I’m not a big Donald Trump fan, but Ted Cruz’s petulance, in light of the overarching importance of this election, is extremely disappointing to many Republicans.

Bob Hageman, Chaska

• • •

Republicans who are hand-wringing as a result of Cruz’s nonendorsement of Trump suggest that Cruz’s career is over. Wrong by a long shot, but it may indicate a more permanent GOP fissure that sees the emergence of a separate, conservative party during the 2020 election cycle.

Cruz is a Texan, and his independent nature is a major draw for him to Texas voters. He will win re-election in 2018, and will continue to be a national political force, but perhaps not in a Trump-led GOP.

Dave Racer, St. Paul


Yes, it was plagiarism, and it so easily could have been avoided

A July 21 letter writer asserted that Melania Trump did not plagiarize Michelle Obama’s endorsement of her husband in 2008. The writer’s qualifications are the status as “a teaching assistant for seven semesters in graduate school,” but we don’t know what field of study. I have earned a master’s degree in English and an MBA. Look up the definition of plagiarism, and you will see that Trump’s address clearly fits the definition. The passages at issue were not a number of “short, generic phrases” but several sentences of the exact words. Perhaps the letter writer’s stance explains why our children, even those who attend college, can be poorly instructed and have ridiculous justifications of unacceptable behavior. All Melania had to add was “As Michelle Obama said so well 8 years ago … .”

Donna Sternberg, Eden Prairie


Maybe this investigation needs to go to a higher level

The July 21 article “Coverup of Nienstedt inquiry alleged” states that Ramsey County Attorney John Choi says that “there is no basis to bring a criminal charge against any of those leaders.” But, wait — the Star Tribune suggests that investigators found “sexual improprieties” by former Archbishop John Nienstedt. While the report does not tell us what these improprieties were, or how many, it does mention where a relative of a chancery employee heard the Rev. Curtis Wehmeyer tell of “dining together and drinking alcohol” with Nienstedt. We are not told why or when this conversation between the relative and Wehmeyer took place, nor who the chancery employee was. So, with “all” this evidence, why does Choi refuse to prosecute? I think it would be wise to get the federal Justice Department involved; it has much more experience in dealing with “improprieties” just based on the recent Hillary Clinton e-mail caper.

James P. Lynch, Edina


Rock thrown, glass shattered, and a selfish nature is revealed

I recently read a local obituary about a beautiful young woman who lost her life in a tragic accident. Amid unspeakable grief, her family chose to donate many of her organs and tissues to persons unknown who suffer debilitating disease or illness. What a beautiful, selfless tribute to their precious daughter. Then, just a few hours later, I read, on the front page of the Star Tribune, of a completely selfish act by a person as yet unknown (“Rocky, unwanted stadium christening,” July 21). Why would anyone choose to damage the yet-to-be-dedicated Vikings stadium? Was it just another selfish act by someone who thinks he/she is the only person who is important and that his/her desires outweigh common sense and community pride?
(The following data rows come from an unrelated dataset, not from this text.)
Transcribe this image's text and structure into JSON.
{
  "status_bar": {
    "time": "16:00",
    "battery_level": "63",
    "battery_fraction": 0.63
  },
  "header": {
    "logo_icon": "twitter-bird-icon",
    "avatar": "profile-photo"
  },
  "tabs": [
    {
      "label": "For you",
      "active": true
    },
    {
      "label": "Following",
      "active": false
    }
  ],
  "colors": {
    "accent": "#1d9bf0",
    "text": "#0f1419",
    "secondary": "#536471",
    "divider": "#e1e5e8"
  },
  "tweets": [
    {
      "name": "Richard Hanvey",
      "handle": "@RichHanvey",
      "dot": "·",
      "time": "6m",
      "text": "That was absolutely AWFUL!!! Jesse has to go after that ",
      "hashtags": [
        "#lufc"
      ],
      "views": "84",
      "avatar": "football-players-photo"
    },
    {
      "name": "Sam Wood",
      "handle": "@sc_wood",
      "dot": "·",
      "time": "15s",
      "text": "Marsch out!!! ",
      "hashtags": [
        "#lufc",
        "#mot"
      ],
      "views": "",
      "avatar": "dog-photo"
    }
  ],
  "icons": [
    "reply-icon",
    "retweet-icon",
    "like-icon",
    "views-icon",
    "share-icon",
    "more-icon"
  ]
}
Would that more people be like the selfless family and less people be like the selfish person. We might have hope, then, for society.
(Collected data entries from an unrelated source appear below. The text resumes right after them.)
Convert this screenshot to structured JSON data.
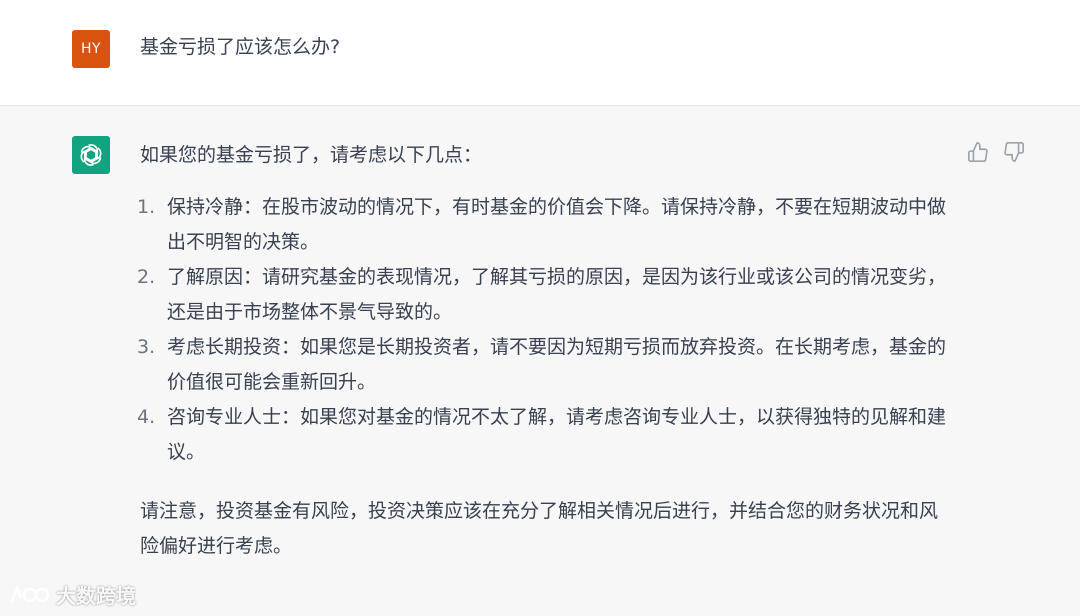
{
  "user": {
    "avatar_initials": "HY",
    "avatar_color": "#d9530f",
    "message": "基金亏损了应该怎么办?"
  },
  "assistant": {
    "avatar_color": "#10a37f",
    "avatar_icon": "openai-logo-icon",
    "intro": "如果您的基金亏损了，请考虑以下几点：",
    "points": [
      {
        "number": "1.",
        "text": "保持冷静：在股市波动的情况下，有时基金的价值会下降。请保持冷静，不要在短期波动中做出不明智的决策。"
      },
      {
        "number": "2.",
        "text": "了解原因：请研究基金的表现情况，了解其亏损的原因，是因为该行业或该公司的情况变劣，还是由于市场整体不景气导致的。"
      },
      {
        "number": "3.",
        "text": "考虑长期投资：如果您是长期投资者，请不要因为短期亏损而放弃投资。在长期考虑，基金的价值很可能会重新回升。"
      },
      {
        "number": "4.",
        "text": "咨询专业人士：如果您对基金的情况不太了解，请考虑咨询专业人士，以获得独特的见解和建议。"
      }
    ],
    "note": "请注意，投资基金有风险，投资决策应该在充分了解相关情况后进行，并结合您的财务状况和风险偏好进行考虑。",
    "feedback": {
      "up_icon": "thumbs-up-icon",
      "down_icon": "thumbs-down-icon"
    }
  },
  "watermark": {
    "text": "大数跨境"
  }
}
Kathryn Zebarth, Brandon, Minn.

• • •

I had to smile at the caption under the photo of the broken window at U.S. Bank Stadium: “A window on the north side of U.S. BANK STADIUM was found broken on Wednesday near the ECOLAB gate entrance to the HYUNDAI Club.” (Emphases mine.)
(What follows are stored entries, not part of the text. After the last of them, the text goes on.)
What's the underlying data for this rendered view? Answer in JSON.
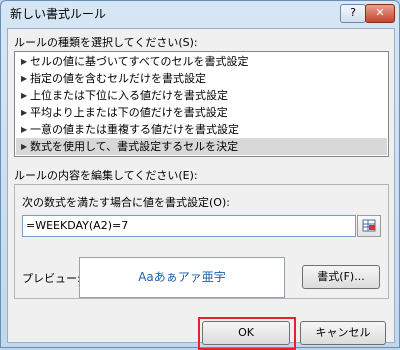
{
  "window": {
    "title": "新しい書式ルール",
    "help_label": "?",
    "close_label": "✕"
  },
  "rule_type": {
    "label": "ルールの種類を選択してください(S):",
    "items": [
      "セルの値に基づいてすべてのセルを書式設定",
      "指定の値を含むセルだけを書式設定",
      "上位または下位に入る値だけを書式設定",
      "平均より上または下の値だけを書式設定",
      "一意の値または重複する値だけを書式設定",
      "数式を使用して、書式設定するセルを決定"
    ],
    "selected_index": 5
  },
  "rule_edit": {
    "label": "ルールの内容を編集してください(E):",
    "formula_label": "次の数式を満たす場合に値を書式設定(O):",
    "formula_value": "=WEEKDAY(A2)=7",
    "preview_label": "プレビュー:",
    "preview_text": "Aaあぁアァ亜宇",
    "format_button": "書式(F)..."
  },
  "footer": {
    "ok_label": "OK",
    "cancel_label": "キャンセル",
    "highlight_color": "#e5222d"
  }
}
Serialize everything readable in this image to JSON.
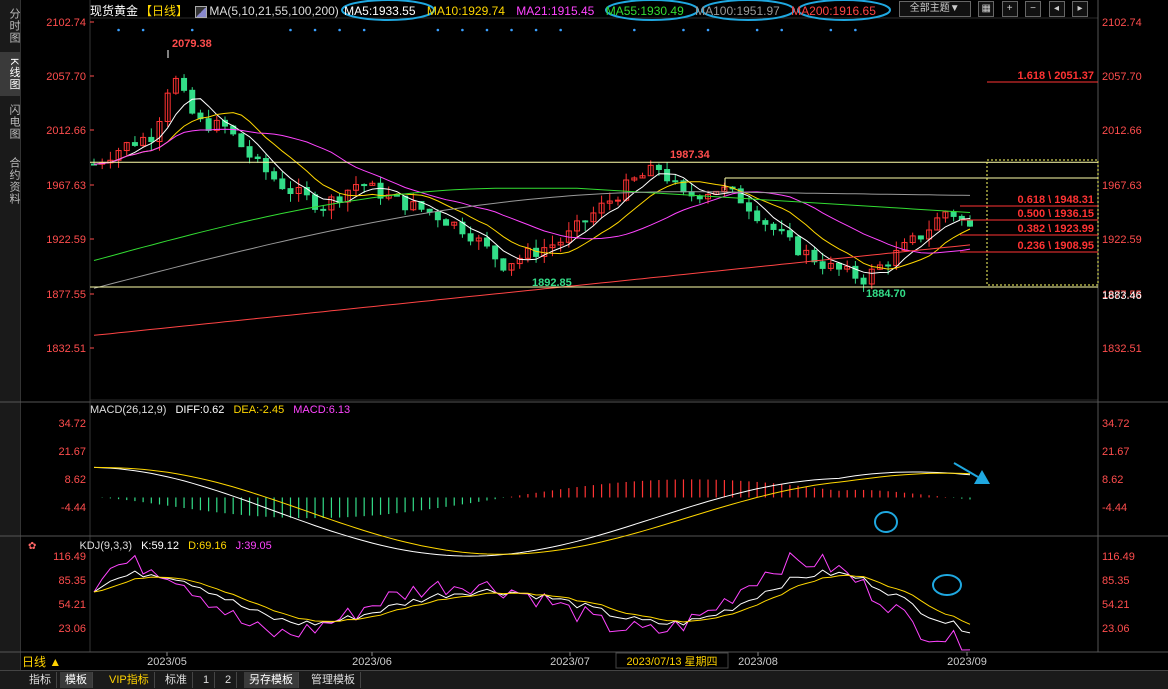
{
  "sidebar": {
    "tabs": [
      {
        "label": "分时图",
        "active": false
      },
      {
        "label": "K线图",
        "active": true
      },
      {
        "label": "闪电图",
        "active": false
      },
      {
        "label": "合约资料",
        "active": false
      }
    ]
  },
  "header": {
    "instrument": "现货黄金",
    "period_tag": "【日线】",
    "ma_params": "MA(5,10,21,55,100,200)",
    "ma_values": [
      {
        "label": "MA5:1933.55",
        "color": "#ffffff"
      },
      {
        "label": "MA10:1929.74",
        "color": "#ffd700"
      },
      {
        "label": "MA21:1915.45",
        "color": "#ff44ff"
      },
      {
        "label": "MA55:1930.49",
        "color": "#33dd33"
      },
      {
        "label": "MA100:1951.97",
        "color": "#999999"
      },
      {
        "label": "MA200:1916.65",
        "color": "#ff4444"
      }
    ],
    "theme_select": "全部主题▼"
  },
  "price_axis": {
    "ticks": [
      "2102.74",
      "2057.70",
      "2012.66",
      "1967.63",
      "1922.59",
      "1877.55",
      "1832.51"
    ],
    "current_price_label": "1883.46"
  },
  "annotations": {
    "high": "2079.38",
    "mid_high": "1987.34",
    "low1": "1892.85",
    "low2": "1884.70",
    "fib": [
      "1.618 \\ 2051.37",
      "0.618 \\ 1948.31",
      "0.500 \\ 1936.15",
      "0.382 \\ 1923.99",
      "0.236 \\ 1908.95"
    ]
  },
  "macd": {
    "label": "MACD(26,12,9)",
    "diff": "DIFF:0.62",
    "dea": "DEA:-2.45",
    "macd": "MACD:6.13",
    "ticks": [
      "34.72",
      "21.67",
      "8.62",
      "-4.44"
    ]
  },
  "kdj": {
    "label": "KDJ(9,3,3)",
    "k": "K:59.12",
    "d": "D:69.16",
    "j": "J:39.05",
    "ticks": [
      "116.49",
      "85.35",
      "54.21",
      "23.06"
    ]
  },
  "time_axis": {
    "labels": [
      "2023/05",
      "2023/06",
      "2023/07",
      "2023/08",
      "2023/09"
    ],
    "cursor_label": "2023/07/13 星期四"
  },
  "period_label": "日线 ▲",
  "bottom_tabs": [
    {
      "label": "指标",
      "active": false
    },
    {
      "label": "模板",
      "active": true
    },
    {
      "label": "VIP指标",
      "active": false
    },
    {
      "label": "标准",
      "active": false
    },
    {
      "label": "1",
      "active": false
    },
    {
      "label": "2",
      "active": false
    },
    {
      "label": "另存模板",
      "active": true
    },
    {
      "label": "管理模板",
      "active": false
    }
  ],
  "colors": {
    "up": "#ff3333",
    "down": "#33dd88",
    "ma5": "#ffffff",
    "ma10": "#ffd700",
    "ma21": "#ff44ff",
    "ma55": "#33dd33",
    "ma100": "#999999",
    "ma200": "#ff4444",
    "highlight": "#1fa8e0"
  }
}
My question is, who sponsored the rock? Let’s get the full story, Strib!

Joe Churchill, Minnetonka


Joe Mauer buys Wayzata home. Good for him. I don’t care!

Who’s business anyway is it how much Joe Mauer paid for his lovely new home on Lake Minnetonka? (“Mauer pays $6.2M for Wayzata Bay house,” July 21.) Why even inform us of what the former owner paid? I do believe he has worked hard for his success and deserves the better things in life.